Caritas St. Pölten Menschenkette vor NÖ Landhaus

Caritas St. Pölten Menschenkette vor NÖ Landhaus

Asylwerber wollen mehr über österreichische Werte wissen!

02.01.18 / 08:12

Die Teilnehmer an der 12-teiligen Caritas Dialogreihe „Men Talk“ in Zwettl mit dem Leiter der HLW Zwettl, OStR Mag. Gerhard Schenk (links stehend), Dolmetscher Caritas, Mohammad Qasim Moradi (zweiter von links stehend) und Christian Scheidl (erste Reihe links), dem Leiter von "Men Talk" in der HLW Zwettl.

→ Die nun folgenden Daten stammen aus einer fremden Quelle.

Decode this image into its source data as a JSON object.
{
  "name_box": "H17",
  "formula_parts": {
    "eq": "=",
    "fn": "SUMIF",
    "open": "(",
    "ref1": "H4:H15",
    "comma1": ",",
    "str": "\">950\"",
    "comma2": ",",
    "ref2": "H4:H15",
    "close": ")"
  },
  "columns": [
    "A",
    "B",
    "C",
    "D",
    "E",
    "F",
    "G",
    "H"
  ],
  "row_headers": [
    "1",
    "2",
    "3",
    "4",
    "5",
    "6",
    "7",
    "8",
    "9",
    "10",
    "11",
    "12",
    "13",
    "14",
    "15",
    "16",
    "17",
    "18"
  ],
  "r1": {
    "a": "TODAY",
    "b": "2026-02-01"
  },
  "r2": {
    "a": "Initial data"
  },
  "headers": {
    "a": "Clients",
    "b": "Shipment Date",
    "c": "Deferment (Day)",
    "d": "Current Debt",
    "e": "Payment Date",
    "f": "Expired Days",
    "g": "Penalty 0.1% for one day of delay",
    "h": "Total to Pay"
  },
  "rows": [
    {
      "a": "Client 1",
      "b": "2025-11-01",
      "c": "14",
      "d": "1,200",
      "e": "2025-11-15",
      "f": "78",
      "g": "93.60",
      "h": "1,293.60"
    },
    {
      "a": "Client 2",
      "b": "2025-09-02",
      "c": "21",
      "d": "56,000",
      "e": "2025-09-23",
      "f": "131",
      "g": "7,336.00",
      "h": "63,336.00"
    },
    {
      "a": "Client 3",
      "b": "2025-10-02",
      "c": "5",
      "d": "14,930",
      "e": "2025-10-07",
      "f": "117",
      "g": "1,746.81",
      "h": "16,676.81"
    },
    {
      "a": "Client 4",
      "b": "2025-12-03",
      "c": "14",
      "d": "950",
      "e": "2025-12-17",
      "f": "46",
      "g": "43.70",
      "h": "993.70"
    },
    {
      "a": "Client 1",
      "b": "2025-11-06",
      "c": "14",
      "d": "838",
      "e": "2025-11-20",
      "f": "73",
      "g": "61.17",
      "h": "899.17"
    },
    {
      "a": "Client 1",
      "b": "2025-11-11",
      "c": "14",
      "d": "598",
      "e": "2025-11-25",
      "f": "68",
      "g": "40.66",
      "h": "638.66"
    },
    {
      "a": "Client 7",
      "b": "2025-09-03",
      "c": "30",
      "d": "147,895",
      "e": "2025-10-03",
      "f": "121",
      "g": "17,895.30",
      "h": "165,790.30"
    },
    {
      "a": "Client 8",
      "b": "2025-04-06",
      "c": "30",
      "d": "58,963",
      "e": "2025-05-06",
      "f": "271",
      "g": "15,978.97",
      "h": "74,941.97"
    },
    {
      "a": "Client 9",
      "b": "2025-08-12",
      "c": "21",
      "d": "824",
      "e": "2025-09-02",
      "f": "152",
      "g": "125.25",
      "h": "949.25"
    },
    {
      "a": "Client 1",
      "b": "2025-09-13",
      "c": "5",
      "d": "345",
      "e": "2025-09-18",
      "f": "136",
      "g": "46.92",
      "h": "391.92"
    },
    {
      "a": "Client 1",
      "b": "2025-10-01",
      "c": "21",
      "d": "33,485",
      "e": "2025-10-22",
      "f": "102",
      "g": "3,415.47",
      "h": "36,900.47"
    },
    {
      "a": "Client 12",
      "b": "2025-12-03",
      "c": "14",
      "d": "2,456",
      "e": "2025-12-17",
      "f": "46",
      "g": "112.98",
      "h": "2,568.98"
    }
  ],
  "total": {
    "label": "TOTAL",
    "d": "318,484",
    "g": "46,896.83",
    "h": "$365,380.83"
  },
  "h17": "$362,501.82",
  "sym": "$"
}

Dabei wurde an sechs Nachmittagen gemeinsam mit asylwerbenden Männern in Workshops zu den Themen Umgang mit Gewalt, Emotionen und schlimmen Erlebnissen, Gewaltschutz, Ehre, Frauen- und Kinderrechte, Geschlechtergleichstellung sowie Sexualität und Beziehungen gearbeitet. An jedem Nachmittag wurden zwei Dialogthemen behandelt.

In der HLW Zwettl haben 22 Personen aus der Übergangsklasse, den Sprachstartklassen und aus einem Grundversorgungsquartier in Zwettl teilgenommen. Alle Teilnehmer stammen aus Afghanistan.
Durch die Workshops führten Christian Scheidl, Anna Mickl, Ulrike Urtz, Michael Cserveny, Tamer Henedy und Dolmetscher Mohammad Qasim Moradi von der Caritas St. Pölten.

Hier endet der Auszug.